Image below for visualization of the process.

In [5]:
def create_sliding_windows(tokens: list[str]) -> list[str]:
    i = 0
    embedding_tokens = []
    while i < len(tokens):
        if i >= len(tokens):
            break 

        k = i+2
        if k >= len(tokens):
            k = len(tokens)

        o = " ".join(tokens[i:k])
        embedding_tokens.append(o)
        
        i +=1
    
    return embedding_tokens

tokens_for_embedding = create_sliding_windows(tokens)
# tokens_for_embedding


### Generic implementation of calculating the embeddings of the tokens
The specifics of embeddings isn't important here. Follow best practices in order to chose the right embedding model for the intended application.

In [6]:
def calculate_embeddings(tokens: list[str]) -> list[np.ndarray]:
    promptStruct = {
    "model": "nomic-embed-text",
    "prompt": ""
    }

    embeddings = []
    for token in tokens:
        promptStruct["prompt"] = token
        resp = rq.post("http://localhost:11434/api/embeddings", data=json.dumps(promptStruct))
        if resp.status_code != 200:
            raise Exception("Embedding response failed")

        embeddings.append(np.array(resp.json()["embedding"]))
    
    return embeddings

token_embeddings = calculate_embeddings(tokens_for_embedding)

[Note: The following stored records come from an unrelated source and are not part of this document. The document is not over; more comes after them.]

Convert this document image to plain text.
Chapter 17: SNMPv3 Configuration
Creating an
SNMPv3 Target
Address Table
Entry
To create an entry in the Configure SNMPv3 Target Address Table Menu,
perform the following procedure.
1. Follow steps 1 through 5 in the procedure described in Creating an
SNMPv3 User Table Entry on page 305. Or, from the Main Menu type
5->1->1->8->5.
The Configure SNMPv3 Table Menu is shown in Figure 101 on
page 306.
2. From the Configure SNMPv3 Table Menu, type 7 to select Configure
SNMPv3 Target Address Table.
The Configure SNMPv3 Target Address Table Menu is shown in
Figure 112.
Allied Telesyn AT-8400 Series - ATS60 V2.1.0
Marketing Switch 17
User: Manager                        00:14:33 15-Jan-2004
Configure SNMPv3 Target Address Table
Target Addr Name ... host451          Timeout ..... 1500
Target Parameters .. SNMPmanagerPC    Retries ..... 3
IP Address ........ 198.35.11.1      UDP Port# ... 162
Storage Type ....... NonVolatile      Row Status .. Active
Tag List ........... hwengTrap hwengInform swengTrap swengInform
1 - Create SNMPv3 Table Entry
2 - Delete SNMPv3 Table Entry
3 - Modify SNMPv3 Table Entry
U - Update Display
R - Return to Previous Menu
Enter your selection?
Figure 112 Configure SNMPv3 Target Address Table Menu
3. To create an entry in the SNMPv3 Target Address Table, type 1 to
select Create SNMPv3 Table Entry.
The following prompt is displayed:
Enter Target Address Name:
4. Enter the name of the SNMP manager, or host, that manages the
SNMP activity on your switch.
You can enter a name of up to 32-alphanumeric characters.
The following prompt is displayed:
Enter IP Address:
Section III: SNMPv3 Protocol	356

### Generic implementation of calculating the cosine similarity between the embeddings
The specifics of the cosine similarity is not critical either. Other similarity functions may be used as well, however has not been tested.

In [7]:
def calculate_similarities(embeddings) -> list[float]:
    similarities = []

    for i, e in enumerate(embeddings[:-1]):
        sim = pairwise.cosine_similarity([e], [embeddings[i+1]])
        similarities.append(sim[0][0])

    # Add two fake similarities to allow for the ending to be included
    # 1 are used to force a split to happen if a local minmum has not been
    # detected yet.
    similarities.append(1)
    similarities.append(1)

    return similarities

cos_similarities = calculate_similarities(token_embeddings)

In [8]:
# Only used for some visualization of the similarities vs tokens
# Prints out the similarities of the string and next string below it
# First similarity is the cosine similarity of the string at the same row, and the row below it
for i, _ in enumerate(tokens_for_embedding[:-1]):
    print("\t\t", tokens_for_embedding[i])
    print(cos_similarities[i])
    print("\t\t",tokens_for_embedding[i+1])
    print()

		 Brazil, officially the Federative Republic of Brazil, is the largest and easternmost country in South America and Latin America. Brazil is the world's fifth-largest country by area and the seventh most populous.
0.9292469943847795
		 Brazil is the world's fifth-largest country by area and the seventh most populous. Its capital is Brasília, and its most populous city is São Paulo.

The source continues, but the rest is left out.